I felt very honored to receive the medal and certificate through the mail in January, 2009. I am flying to Boston this September to participate in the 50-Year Medalist Study.*
What is the secret to your success?
I believe that exercise is an extremely important part of diabetic care. Having had diabetes for over 50 years, the only complication I have had is blood circulation to the left leg, which was corrected in 2006 by vascular surgery at Stanford Hospital. The surgeon said that the problem cannot be solely attributed to diabetes because I had polio in the left leg in 1946 and now have some symptoms of post-polio syndrome. My ophthalmologist stated after examining my eyes that he would not know that I had diabetes.

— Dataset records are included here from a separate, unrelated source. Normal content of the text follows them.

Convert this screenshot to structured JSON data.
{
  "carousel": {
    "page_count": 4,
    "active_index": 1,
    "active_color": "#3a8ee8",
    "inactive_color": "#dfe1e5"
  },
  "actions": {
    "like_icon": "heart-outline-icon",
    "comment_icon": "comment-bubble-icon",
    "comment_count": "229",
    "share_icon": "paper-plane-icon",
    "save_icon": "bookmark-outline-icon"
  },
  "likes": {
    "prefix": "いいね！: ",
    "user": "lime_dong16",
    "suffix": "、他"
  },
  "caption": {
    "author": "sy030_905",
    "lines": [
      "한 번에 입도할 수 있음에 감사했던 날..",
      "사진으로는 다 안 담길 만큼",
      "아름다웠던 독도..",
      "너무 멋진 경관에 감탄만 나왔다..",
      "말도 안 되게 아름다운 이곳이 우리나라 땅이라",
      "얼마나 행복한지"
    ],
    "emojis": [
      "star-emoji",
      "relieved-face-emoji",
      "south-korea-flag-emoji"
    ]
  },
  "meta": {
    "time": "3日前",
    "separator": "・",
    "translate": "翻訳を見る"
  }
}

I believe the lack of major complications is mostly related to exercise, starting as a teenager and continuing to the present. I ride my bicycle six days a week, lift weights three days a week, kayak in the ocean once a week, and walk with my wife. I enjoy these activities, but I realize they may not be for everyone. I think it is important that all of us (diabetes or no) find some type of enjoyable movement activity and do it regularly.
Do you have any tips or messages for the rest of us?
I feel very fortunate to have been honored by the Joslin Clinic and happy that I have truly lived (not merely existed) for those 50 years. Since retirement, I have volunteered with local senior centers, the National Active and Retired Federal Employees (NARFE), the Eagle Rock High School Alumni Association, and the American Diabetes Association. Stay active, and do not let diabetes care and worries become the only activity in your life. Furthermore, I look forward to receiving the 75-year medal in 2033, at age 89. Then I hope type 1 diabetes may be cured and there will no longer be a need for this recognition.
In the meantime, participate and volunteer in community activities, learn everything you can about diabetes, follow medical advice, exercise, and do not be discouraged. We may not have been the dealt the best health hand, but we can play it to the best of our ability.
*50-Year Medalist Study: Joslin’s 50-year medalists are invited to participate in a special study that examines outcomes of long-term diabetes. The study attempts to understand what factors contribute to the longevity of individuals who have received this honor. Currently, over 400 medalists are interested in participating in the study. To date, over 300 of these have completed an extensive questionnaire about their life with diabetes. Data from this questionnaire suggest that the risk of kidney, eye, and nerve problems is different after 50 years with type 1 diabetes than the risk among all individuals with the disease.
A second study is currently being undertaken, which examines factors in the blood and DNA that may help in modifying the risk for complications and survival. Participation in this study is open to all individuals residing in the United States who have received the Joslin 50-Year Medal.